Planned tax rises on beer and spirits were also scrapped, as part of a freezing on duty across all alcoholic drinks. This Budget marks only the second time that has happened in 20 years, the chancellor said.
The British Beer and Pub Association described it as “a great Budget for pubs, pub-goers and Britain’s world-class brewing industry”.
The association says the chancellor’s measures will save pub-goers £80m and safeguard 2,000 jobs.
It points out that other measures unveiled in the Budget will also provide a boost to many pubs, including the £3,000 small business relief grant and the temporary waiving of business rates for firms with a rateable value of £51,000 or less.
More on Budget 2020
But an alcohol abuse charity said the government “must stop placing industry profits ahead of health”.

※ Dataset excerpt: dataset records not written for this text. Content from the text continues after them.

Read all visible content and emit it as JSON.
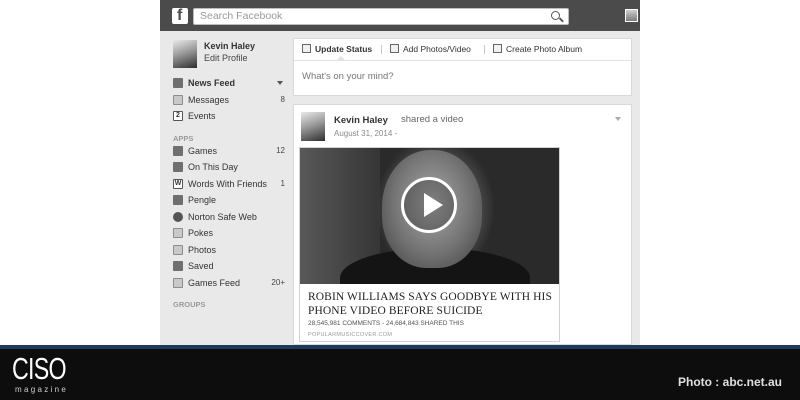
{
  "header": {
    "logo_letter": "f",
    "search_placeholder": "Search Facebook"
  },
  "sidebar": {
    "profile_name": "Kevin Haley",
    "edit_profile": "Edit Profile",
    "items": [
      {
        "label": "News Feed",
        "count": ""
      },
      {
        "label": "Messages",
        "count": "8"
      },
      {
        "label": "Events",
        "count": ""
      }
    ],
    "events_icon_text": "2",
    "apps_label": "APPS",
    "apps": [
      {
        "label": "Games",
        "count": "12"
      },
      {
        "label": "On This Day",
        "count": ""
      },
      {
        "label": "Words With Friends",
        "count": "1"
      },
      {
        "label": "Pengle",
        "count": ""
      },
      {
        "label": "Norton Safe Web",
        "count": ""
      },
      {
        "label": "Pokes",
        "count": ""
      },
      {
        "label": "Photos",
        "count": ""
      },
      {
        "label": "Saved",
        "count": ""
      },
      {
        "label": "Games Feed",
        "count": "20+"
      }
    ],
    "words_icon_text": "W",
    "groups_label": "GROUPS"
  },
  "composer": {
    "tabs": [
      "Update Status",
      "Add Photos/Video",
      "Create Photo Album"
    ],
    "placeholder": "What's on your mind?"
  },
  "post": {
    "author": "Kevin Haley",
    "action": "shared a video",
    "date": "August 31, 2014 -",
    "video": {
      "title": "ROBIN WILLIAMS SAYS GOODBYE WITH HIS PHONE VIDEO BEFORE SUICIDE",
      "stats": "28,545,981 COMMENTS - 24,684,843 SHARED THIS",
      "source": "POPULARMUSICCOVER.COM"
    }
  },
  "footer": {
    "brand": "CISO",
    "brand_sub": "magazine",
    "credit": "Photo : abc.net.au",
    "accent": "#1f3b5c"
  }
}
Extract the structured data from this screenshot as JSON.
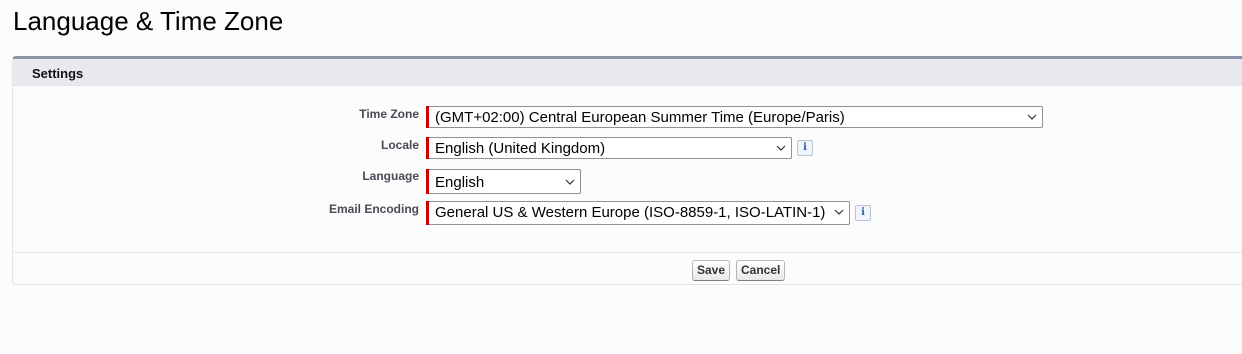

“Cutting the price of alcohol while also cutting business rates, which help already-struggling local authorities to pay for alcohol treatment services, means a double penalty in today’s Budget for those worst-affected by alcohol harm,” said Lucy Holmes, director of Research and Policy at Alcohol Change UK.
Mr Sunak offered Scotch whisky makers a £1m support fund while the government lobbies the US to remove “harmful tariffs” on the product. There will also be a £10m research and development fund to help distilleries “go green”.
The US – a market worth £1bn to Scotch whisky exporters – put a 25% tariff on single malt late last year.
“Although the chancellor’s measures are welcome, there’s no way they come anywhere close to mitigating the impact of US tariffs on the Scotch whisky industry,” said Wendy Chamberlain, Liberal Democrat MP for North East Fife.
The Scotch whisky trade body said the industry needed “continued support”.
“We are pleased that the chancellor underlined the UK government’s commitment to resolving these damaging tariffs quickly, while also announcing measures to support scotch whisky in a challenging period – including through a green energy fund to support our industry’s leading work to decarbonise the energy we use and achieve net-zero,” said Scotch Whisky Association chief executive Karen Betts.